The National Science Foundation (NSF), now being evicted from its building by the Trump Administration, recently celebrated its 75th anniversary. In that same week, the first example of gene editing success in a human was announced, saving the life of an American child from a previously incurable disease. This remarkable feat relied on numerous scientific discoveries, many of which the NSF funded.
The primary innovation used was a technique called CRISPR, whose acronym stands for Clustered, Regularly Interspaced Short Palindromic Repeats, a reference to an obscure structure in a microbe’s genome identified by exploring basic fundamentals of microbiology. Other kinds of foundational research also propelled this new technology forward, including the invention of high throughput gene sequencing and then the analysis of numerous genome projects.

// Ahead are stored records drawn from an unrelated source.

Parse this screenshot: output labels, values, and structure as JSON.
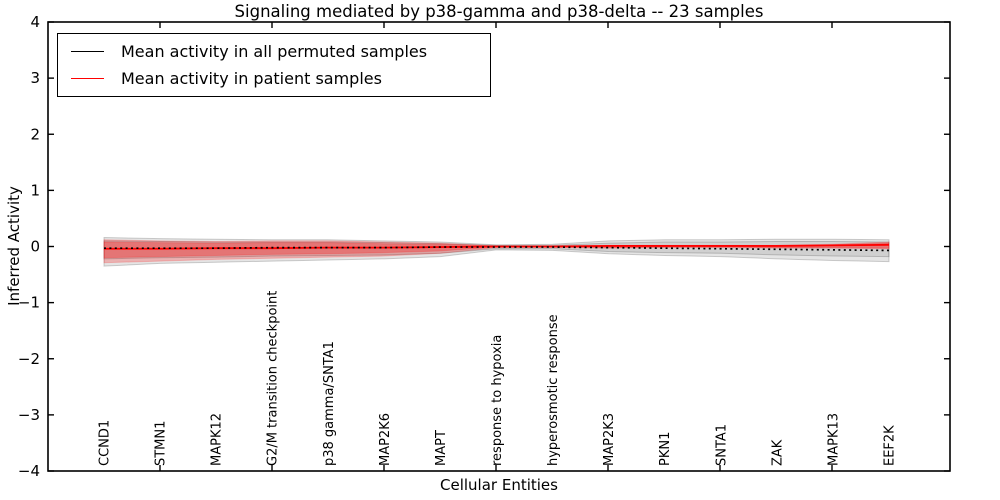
{
  "figure": {
    "title": "Signaling mediated by p38-gamma and p38-delta -- 23 samples",
    "xlabel": "Cellular Entities",
    "ylabel": "Inferred Activity"
  },
  "chart_data": {
    "type": "line",
    "title": "Signaling mediated by p38-gamma and p38-delta -- 23 samples",
    "xlabel": "Cellular Entities",
    "ylabel": "Inferred Activity",
    "ylim": [
      -4,
      4
    ],
    "yticks": [
      -4,
      -3,
      -2,
      -1,
      0,
      1,
      2,
      3,
      4
    ],
    "grid": false,
    "legend_position": "upper left",
    "categories": [
      "CCND1",
      "STMN1",
      "MAPK12",
      "G2/M transition checkpoint",
      "p38 gamma/SNTA1",
      "MAP2K6",
      "MAPT",
      "response to hypoxia",
      "hyperosmotic response",
      "MAP2K3",
      "PKN1",
      "SNTA1",
      "ZAK",
      "MAPK13",
      "EEF2K"
    ],
    "series": [
      {
        "key": "permuted",
        "name": "Mean activity in all permuted samples",
        "color": "#000000",
        "line_style": "dotted",
        "dash": "2,3.4",
        "line_width": 1.7,
        "draw_order": 2,
        "band_color": "#000000",
        "band_alpha_outer": 0.1,
        "band_alpha_inner": 0.09,
        "values": [
          -0.03,
          -0.03,
          -0.03,
          -0.02,
          -0.02,
          -0.02,
          -0.01,
          -0.01,
          -0.01,
          -0.02,
          -0.03,
          -0.04,
          -0.05,
          -0.06,
          -0.07
        ],
        "band_outer_upper": [
          0.16,
          0.14,
          0.13,
          0.12,
          0.12,
          0.1,
          0.08,
          0.03,
          0.04,
          0.1,
          0.12,
          0.12,
          0.13,
          0.13,
          0.12
        ],
        "band_outer_lower": [
          -0.35,
          -0.3,
          -0.28,
          -0.26,
          -0.24,
          -0.22,
          -0.18,
          -0.06,
          -0.07,
          -0.13,
          -0.16,
          -0.18,
          -0.22,
          -0.25,
          -0.27
        ],
        "band_inner_upper": [
          0.1,
          0.09,
          0.08,
          0.08,
          0.08,
          0.07,
          0.05,
          0.02,
          0.02,
          0.06,
          0.08,
          0.08,
          0.09,
          0.09,
          0.08
        ],
        "band_inner_lower": [
          -0.22,
          -0.2,
          -0.19,
          -0.17,
          -0.16,
          -0.15,
          -0.12,
          -0.04,
          -0.04,
          -0.09,
          -0.11,
          -0.12,
          -0.15,
          -0.17,
          -0.18
        ]
      },
      {
        "key": "patient",
        "name": "Mean activity in patient samples",
        "color": "#ff0000",
        "line_style": "solid",
        "dash": "",
        "line_width": 1.8,
        "draw_order": 1,
        "band_color": "#ff0000",
        "band_alpha_outer": 0.22,
        "band_alpha_inner": 0.28,
        "values": [
          -0.04,
          -0.04,
          -0.03,
          -0.03,
          -0.02,
          -0.02,
          -0.01,
          0.0,
          0.0,
          0.01,
          0.01,
          0.01,
          0.01,
          0.02,
          0.03
        ],
        "band_outer_upper": [
          0.12,
          0.1,
          0.09,
          0.1,
          0.1,
          0.08,
          0.06,
          0.01,
          0.01,
          0.02,
          0.02,
          0.02,
          0.02,
          0.04,
          0.08
        ],
        "band_outer_lower": [
          -0.29,
          -0.26,
          -0.23,
          -0.21,
          -0.19,
          -0.17,
          -0.12,
          -0.02,
          -0.02,
          -0.03,
          -0.02,
          -0.02,
          -0.03,
          -0.03,
          -0.04
        ],
        "band_inner_upper": [
          0.08,
          0.07,
          0.06,
          0.07,
          0.07,
          0.05,
          0.04,
          0.01,
          0.01,
          0.01,
          0.01,
          0.01,
          0.01,
          0.03,
          0.06
        ],
        "band_inner_lower": [
          -0.2,
          -0.18,
          -0.16,
          -0.14,
          -0.13,
          -0.11,
          -0.08,
          -0.01,
          -0.01,
          -0.02,
          -0.01,
          -0.01,
          -0.02,
          -0.02,
          -0.03
        ]
      }
    ]
  }
}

Together these have enriched databases with DNA and protein sequences that scientists and clinicians scan for potential industrial compounds and personal medicine therapies.
But just this week the Supreme Court allowed the Trump Administration to move forward on firing hundreds of NSF staff. This is after it already cancelled upwards of $780 million dollars in awarded grants, placed a stop on funding new grants, and recommended an additional cut of over 57 percent to NSF’s budget, all potentially paralyzing its capability to serve American citizens.
The NSF is one of America’s greatest ideas with a mission to support basic foundational research. NSF funding has driven technological advances in nanotechnology, insulin resistance therapy, and the invention of LED light bulbs. NSF prides itself on funding work that explores the unknown from the smallest subatomic particle to whole ocean systems. It has given us the power to look beyond ourselves to view the solar system, explore galaxies, and theorize the origin of the universe. It helped conceptualize, build, and return to the public the infrastructure for the internet, providing unfettered worldwide access to knowledge.
NSF-supported foundational research helped catalog and interrogate Earth’s current and past creatures and to discover how organisms have adapted to changes, how they are threatened now, and how we can use this information to prepare global society for an increasingly uncertain future. At the same time, NSF has paid for scientific literacy and education programs, catapulting the US workforce to become the scientific and innovation leaders of the world.
Despite all this, NSF is now at risk, not just financially but existentially. Recently, the Trump Administration proposed a review path where America’s gold standard scientific peer review is devalued in decision making and proposed that NSF fund exclusively five, somewhat perplexing, areas of science: artificial intelligence, quantum information science, biotechnology, nuclear energy, and translational science.
These five parochial areas clearly align with DOGE’s intent of commoditizing and profiting on all US science but are insufficient to maintain American excellence in scientific discovery, as these categories neglect whole areas of US research distinction and the interdisciplinarity that has shown to be the best means of conducting science and discovery.
To demonstrate, let’s take AI, a tool that was in part discovered through NSF funded research on neural networks. Importantly, AI requires vast inputs of various forms of information to ask keen questions. For example, in 2024 the Nobel Prize in Chemistry was awarded to three researchers who developed the AI program AlphaFold to determine protein structure and function based on gene sequence.
This work was long funded by NSF both directly and indirectly. One of these US researchers received an NSF early investigator award and numerous other NSF grants from its multiple broadly defined divisions, highlighting the interdisciplinary nature required to do such groundbreaking work. This funding gave support for more than just the research, including providing physical infrastructure and cyberinfrastructure, funding for trainees and education, and money for outreach programs, central tenets of the NSF.
What is less clear is that NSF also supported decades of other researcher labs which together painstakingly studied individual proteins, conducted basic genetic experiments, and invented and democratized data analytics, without all of which these AI tools would never work. Without new exploration of basic science in biology, chemistry, physics, math, and other foundational science areas, AI learning will be dramatically stalled, mired in the Trump Administration’s limited and, frankly, unscientific ideas of which research should be funded.
For sure, science endeavors will continue with reduced and cannibalized funding, but the relevance of US science will falter. Read almost any article in the best science magazines today and you will see NSF’s name on it.
But flip through those magazines more and you will also see that scientists from other countries are now outpacing America in the race for discovery. Why? Because they recognized federal governments can drive R&D faster, collectively and efficiently lifting up a country’s economy, health, and future. America’s standing as the leader in the scientific world is already sliding, and without the NSF and federal research programs at large, we will continue to lose the race and retreat on our American values to support independent and creative thought and innovation.